The big question going forward is whether an open source design tool can take off and compete with Adobe. The news was also significant because it raised the stakes for other web standards-compliant tools, particularly in the developer IDE product category (also known as Cloud IDEs).
5. Meta’s leg problems
I like to end these posts with a less serious story – remember last year’s metal orb that scanned your retina in exchange for crypto? It was from a company called WorldCoin, co-founded by OpenAI’s Sam Altman. He wisely moved on to bigger product launches this year (see: ChatGPT). Indeed, the last time Altman mentioned WorldCoin on Twitter was October 2021.
Another founder hoping to sweep an embarrassing launch under the rug next year is Mark Zuckerberg. In August, he posted on Facebook that Meta is launching its virtual reality world, Horizon Worlds, in France and Spain. His post was accompanied by an image of a legless avatar that looked like it was created in the 1990s, along with very basic drawings of the Eiffel Tower and the Sagrada Família.
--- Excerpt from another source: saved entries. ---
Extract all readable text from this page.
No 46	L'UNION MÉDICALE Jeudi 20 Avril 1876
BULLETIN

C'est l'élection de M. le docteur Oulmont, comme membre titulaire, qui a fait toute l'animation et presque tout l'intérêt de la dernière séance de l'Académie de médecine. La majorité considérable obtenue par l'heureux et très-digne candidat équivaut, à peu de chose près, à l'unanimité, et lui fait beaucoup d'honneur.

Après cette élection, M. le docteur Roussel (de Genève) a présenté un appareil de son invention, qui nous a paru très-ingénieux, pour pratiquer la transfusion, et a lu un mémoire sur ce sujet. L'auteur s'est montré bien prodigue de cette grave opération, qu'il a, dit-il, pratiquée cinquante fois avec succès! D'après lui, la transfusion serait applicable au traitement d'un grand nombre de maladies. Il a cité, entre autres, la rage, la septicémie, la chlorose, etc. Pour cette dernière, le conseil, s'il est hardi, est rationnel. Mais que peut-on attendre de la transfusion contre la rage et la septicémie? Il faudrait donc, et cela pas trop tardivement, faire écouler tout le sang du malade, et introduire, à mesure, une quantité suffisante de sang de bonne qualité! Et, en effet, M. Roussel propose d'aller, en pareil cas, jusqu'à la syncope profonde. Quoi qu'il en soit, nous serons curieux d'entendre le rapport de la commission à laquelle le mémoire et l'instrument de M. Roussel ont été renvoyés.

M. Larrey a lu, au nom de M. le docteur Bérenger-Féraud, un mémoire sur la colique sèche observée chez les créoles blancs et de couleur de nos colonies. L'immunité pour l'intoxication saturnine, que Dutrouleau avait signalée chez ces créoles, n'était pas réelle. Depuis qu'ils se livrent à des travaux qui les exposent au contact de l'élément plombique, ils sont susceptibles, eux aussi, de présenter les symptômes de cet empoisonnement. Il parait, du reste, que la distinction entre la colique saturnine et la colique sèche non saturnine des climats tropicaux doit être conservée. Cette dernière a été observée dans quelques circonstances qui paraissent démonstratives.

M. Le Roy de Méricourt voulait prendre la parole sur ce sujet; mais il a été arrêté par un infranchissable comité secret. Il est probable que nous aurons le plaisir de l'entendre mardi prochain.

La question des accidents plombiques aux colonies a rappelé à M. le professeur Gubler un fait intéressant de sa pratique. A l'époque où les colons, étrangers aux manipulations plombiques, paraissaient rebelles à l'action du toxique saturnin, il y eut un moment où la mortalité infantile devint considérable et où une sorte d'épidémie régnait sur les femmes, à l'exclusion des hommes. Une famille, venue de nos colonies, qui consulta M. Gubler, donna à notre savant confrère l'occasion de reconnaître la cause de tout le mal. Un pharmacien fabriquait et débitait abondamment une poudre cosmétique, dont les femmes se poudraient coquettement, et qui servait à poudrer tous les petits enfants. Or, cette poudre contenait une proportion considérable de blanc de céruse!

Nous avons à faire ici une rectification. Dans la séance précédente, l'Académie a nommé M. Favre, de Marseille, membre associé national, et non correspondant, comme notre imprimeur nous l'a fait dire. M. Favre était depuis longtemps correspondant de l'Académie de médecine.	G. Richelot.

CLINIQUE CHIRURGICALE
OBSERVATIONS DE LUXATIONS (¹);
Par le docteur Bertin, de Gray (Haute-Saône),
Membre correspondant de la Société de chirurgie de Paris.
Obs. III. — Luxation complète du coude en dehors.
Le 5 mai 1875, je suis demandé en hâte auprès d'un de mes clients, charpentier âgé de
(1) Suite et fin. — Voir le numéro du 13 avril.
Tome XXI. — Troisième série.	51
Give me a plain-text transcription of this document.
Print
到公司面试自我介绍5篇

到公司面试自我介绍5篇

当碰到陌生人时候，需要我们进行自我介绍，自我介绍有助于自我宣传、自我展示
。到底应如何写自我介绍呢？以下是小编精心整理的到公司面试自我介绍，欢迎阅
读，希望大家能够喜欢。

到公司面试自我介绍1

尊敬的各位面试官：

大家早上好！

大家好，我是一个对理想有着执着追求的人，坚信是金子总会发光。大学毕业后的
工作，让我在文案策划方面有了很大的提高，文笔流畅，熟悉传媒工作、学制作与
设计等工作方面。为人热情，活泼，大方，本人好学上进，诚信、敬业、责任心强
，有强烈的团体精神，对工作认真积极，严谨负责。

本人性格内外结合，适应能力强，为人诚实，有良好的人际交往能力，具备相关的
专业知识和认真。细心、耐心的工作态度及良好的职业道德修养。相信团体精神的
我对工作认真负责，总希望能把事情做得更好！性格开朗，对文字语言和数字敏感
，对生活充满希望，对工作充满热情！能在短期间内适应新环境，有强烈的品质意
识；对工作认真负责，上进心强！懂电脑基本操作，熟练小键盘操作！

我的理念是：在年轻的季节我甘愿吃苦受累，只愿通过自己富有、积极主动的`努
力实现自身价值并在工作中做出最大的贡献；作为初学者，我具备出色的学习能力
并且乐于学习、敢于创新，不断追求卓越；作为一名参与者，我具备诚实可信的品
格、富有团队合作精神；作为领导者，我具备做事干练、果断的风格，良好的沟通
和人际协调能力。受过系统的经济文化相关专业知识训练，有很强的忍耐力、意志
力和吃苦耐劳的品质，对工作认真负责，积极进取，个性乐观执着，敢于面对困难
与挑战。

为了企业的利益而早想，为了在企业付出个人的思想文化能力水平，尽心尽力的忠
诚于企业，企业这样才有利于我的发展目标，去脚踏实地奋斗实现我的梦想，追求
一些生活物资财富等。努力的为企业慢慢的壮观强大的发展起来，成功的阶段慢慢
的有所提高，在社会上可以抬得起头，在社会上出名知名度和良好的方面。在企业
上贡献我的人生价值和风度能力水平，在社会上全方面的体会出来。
Zuck’s modern 1990s style avatar.
Zuckerberg was often mocked online, especially for Horizon’s boneless avatars, and soon after he promised that “major updates” were coming soon to Meta’s avatar graphics. This update appeared to be coming at Meta’s annual developer conference in October, when Zuckerberg showed a video featuring avatars with legs. However, he was unclear when it would be released in Horizon Worlds. Later it turned out that the video was not real. It “displayed animations created from motion capture,” the company confirmed.

Zuck in The Matrix, with his movie-generated legs.
Lockbone puns
So the top stories this year were Elon getting his boot into Twitter users, a shoeless crypto (ex-)billionaire, Ethereum improving its carbon footprint, Figma running for the exit, and Meta struggling to pull legs on its avatars.
I can’t wait to jump into 2023; let’s hope some of the aforementioned tech personalities up their game.